Dr. Mercy Garcia says people deny having the problem because they are afraid of being judged. The key, he says, is to provide education that helps change behavior.

Ana Vilma Silva is a 37-year-old Garifuna woman who participates in theater groups. She and one of her three daughters were both diagnosed with the virus 11 years ago.

"HIV is a major problem because some people don't understand it," she says. "Some young people think HIV doesn't even exists."
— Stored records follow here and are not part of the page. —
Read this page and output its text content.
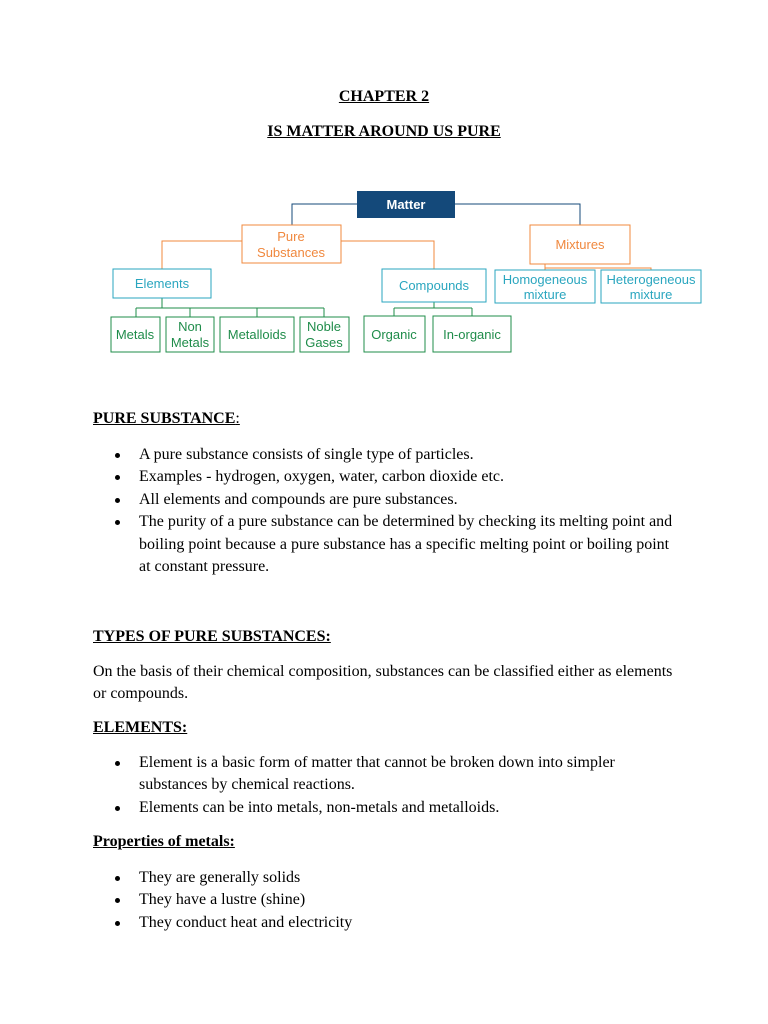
CHAPTER 2
IS MATTER AROUND US PURE
Matter
Pure
Substances
Mixtures
Elements	Compounds	Homogeneous
mixture
Heterogeneous
mixture
Metals
Non
Metals
Metalloids
Noble
Gases
Organic In-organic

PURE SUBSTANCE:

A pure substance consists of single type of particles.
Examples - hydrogen, oxygen, water, carbon dioxide etc.
All elements and compounds are pure substances.
The purity of a pure substance can be determined by checking its melting point and boiling point because a pure substance has a specific melting point or boiling point at constant pressure.

TYPES OF PURE SUBSTANCES:

On the basis of their chemical composition, substances can be classified either as elements or compounds.

ELEMENTS:

Element is a basic form of matter that cannot be broken down into simpler substances by chemical reactions.
Elements can be into metals, non-metals and metalloids.

Properties of metals:

They are generally solids
They have a lustre (shine)
They conduct heat and electricity
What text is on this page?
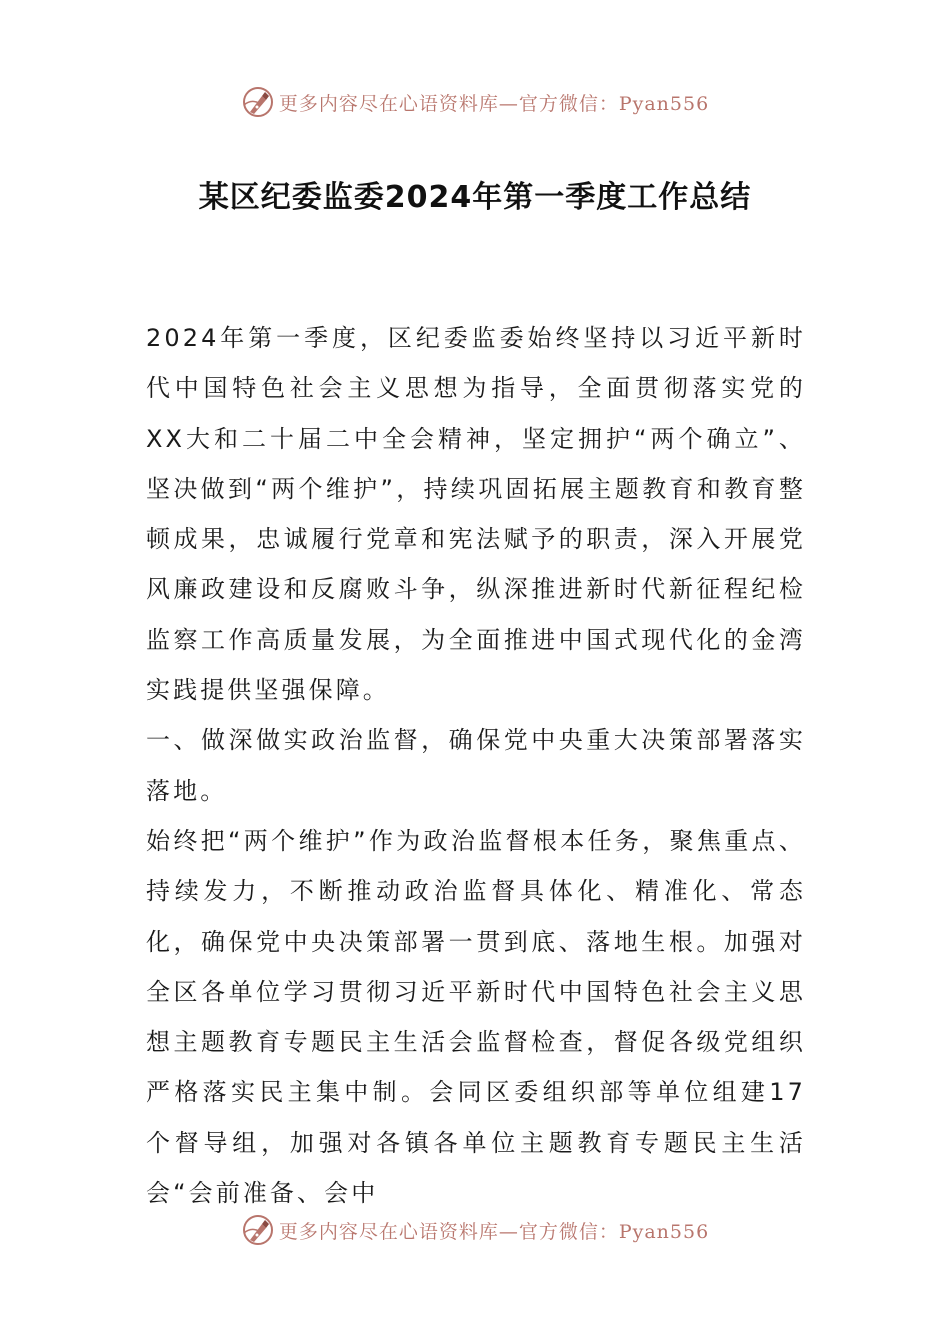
更多内容尽在心语资料库—官方微信：Pyan556
某区纪委监委2024年第一季度工作总结

2024年第一季度，区纪委监委始终坚持以习近平新时代中国特色社会主义思想为指导，全面贯彻落实党的XX大和二十届二中全会精神，坚定拥护“两个确立”、坚决做到“两个维护”，持续巩固拓展主题教育和教育整顿成果，忠诚履行党章和宪法赋予的职责，深入开展党风廉政建设和反腐败斗争，纵深推进新时代新征程纪检监察工作高质量发展，为全面推进中国式现代化的金湾实践提供坚强保障。

一、做深做实政治监督，确保党中央重大决策部署落实落地。

始终把“两个维护”作为政治监督根本任务，聚焦重点、持续发力，不断推动政治监督具体化、精准化、常态化，确保党中央决策部署一贯到底、落地生根。加强对全区各单位学习贯彻习近平新时代中国特色社会主义思想主题教育专题民主生活会监督检查，督促各级党组织严格落实民主集中制。会同区委组织部等单位组建17个督导组，加强对各镇各单位主题教育专题民主生活会“会前准备、会中

更多内容尽在心语资料库—官方微信：Pyan556
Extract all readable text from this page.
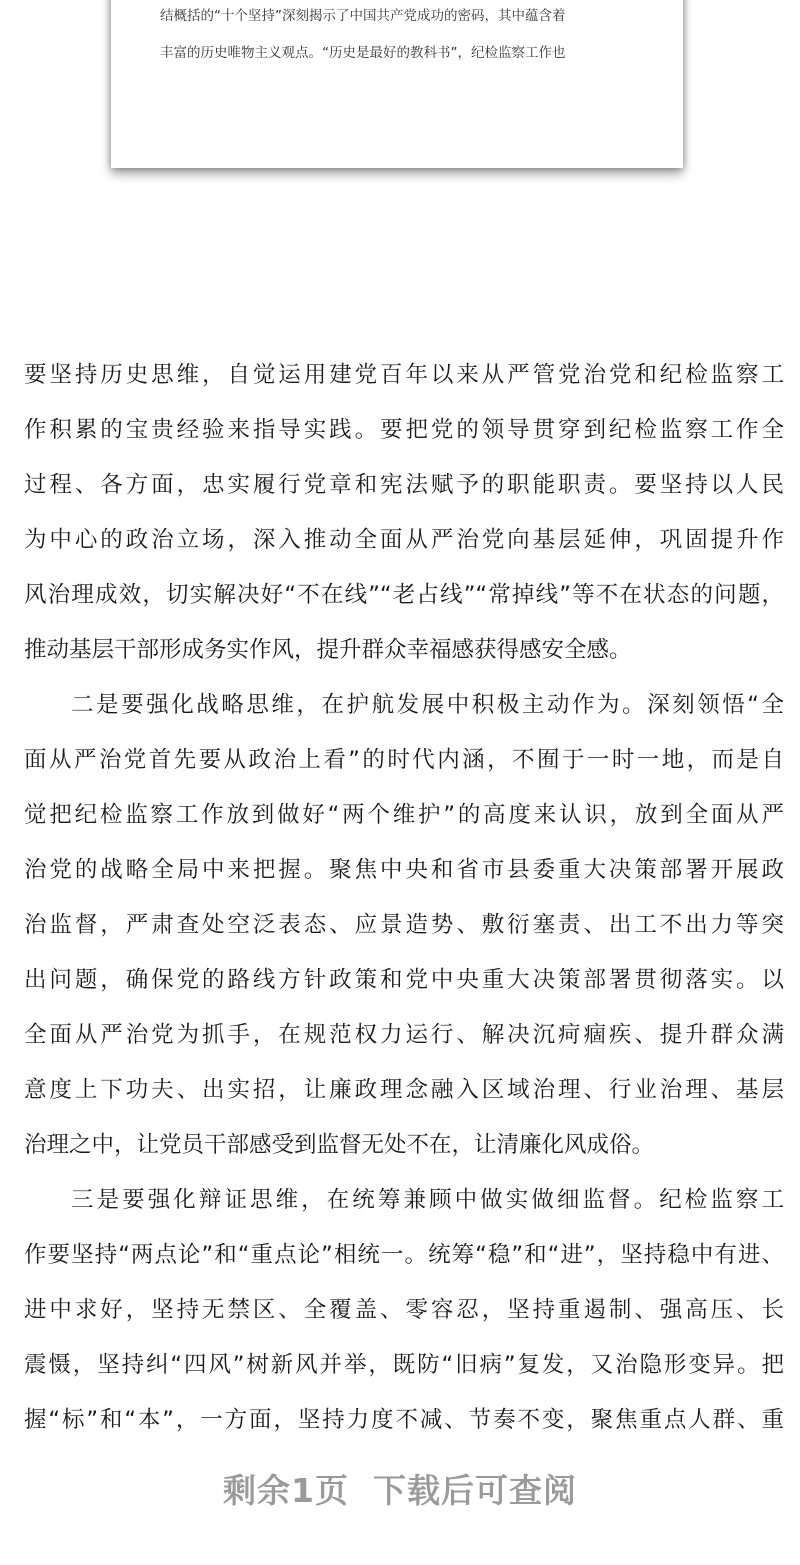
结概括的“十个坚持”深刻揭示了中国共产党成功的密码，其中蕴含着
丰富的历史唯物主义观点。“历史是最好的教科书”，纪检监察工作也
要坚持历史思维，自觉运用建党百年以来从严管党治党和纪检监察工
作积累的宝贵经验来指导实践。要把党的领导贯穿到纪检监察工作全
过程、各方面，忠实履行党章和宪法赋予的职能职责。要坚持以人民
为中心的政治立场，深入推动全面从严治党向基层延伸，巩固提升作
风治理成效，切实解决好“不在线”“老占线”“常掉线”等不在状态的问题，
推动基层干部形成务实作风，提升群众幸福感获得感安全感。
二是要强化战略思维，在护航发展中积极主动作为。深刻领悟“全
面从严治党首先要从政治上看”的时代内涵，不囿于一时一地，而是自
觉把纪检监察工作放到做好“两个维护”的高度来认识，放到全面从严
治党的战略全局中来把握。聚焦中央和省市县委重大决策部署开展政
治监督，严肃查处空泛表态、应景造势、敷衍塞责、出工不出力等突
出问题，确保党的路线方针政策和党中央重大决策部署贯彻落实。以
全面从严治党为抓手，在规范权力运行、解决沉疴痼疾、提升群众满
意度上下功夫、出实招，让廉政理念融入区域治理、行业治理、基层
治理之中，让党员干部感受到监督无处不在，让清廉化风成俗。
三是要强化辩证思维，在统筹兼顾中做实做细监督。纪检监察工
作要坚持“两点论”和“重点论”相统一。统筹“稳”和“进”，坚持稳中有进、
进中求好，坚持无禁区、全覆盖、零容忍，坚持重遏制、强高压、长
震慑，坚持纠“四风”树新风并举，既防“旧病”复发，又治隐形变异。把
握“标”和“本”，一方面，坚持力度不减、节奏不变，聚焦重点人群、重
剩余1页 下载后可查阅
She says theater – and other community groups – help address this because they engage people more than pamphlets or books do. Garcia, the actor, says there's proof of that. He says his performances have inspired more young people to join the theater group – which has 30 members. He says they now lead safer lives.

Looking For Small Victories

About 220 miles away – in the capital of Tegucigalpa – health ministry officials are eager for data on the effectiveness of this approach. They are completing a new study with the CDC on HIV prevalence among the Garifuna. If the rate falls from 4.5 percent, it could indicate that educational programs like theater groups are working. The U.S. Agency for International Development and the Honduran government have both funded theatre groups including the one in Corozal.

Kellie Stewart, director of the Honduras health office for USAID, says though she can't speak for the CDC study, she's seen an improvement.

"We have observed a substantial decline in the number of positive HIV tests among beneficiaries of USAID's program in the community," she says.

Back in Corozal, the theater troupe is finishing its play. The prosecutor and defense attorney have given their arguments in the court case against HIV. But narrator Yilian David says the court decides there's no verdict. The reason? HIV is still a major problem, she says. The Garifuna can't declare victory yet.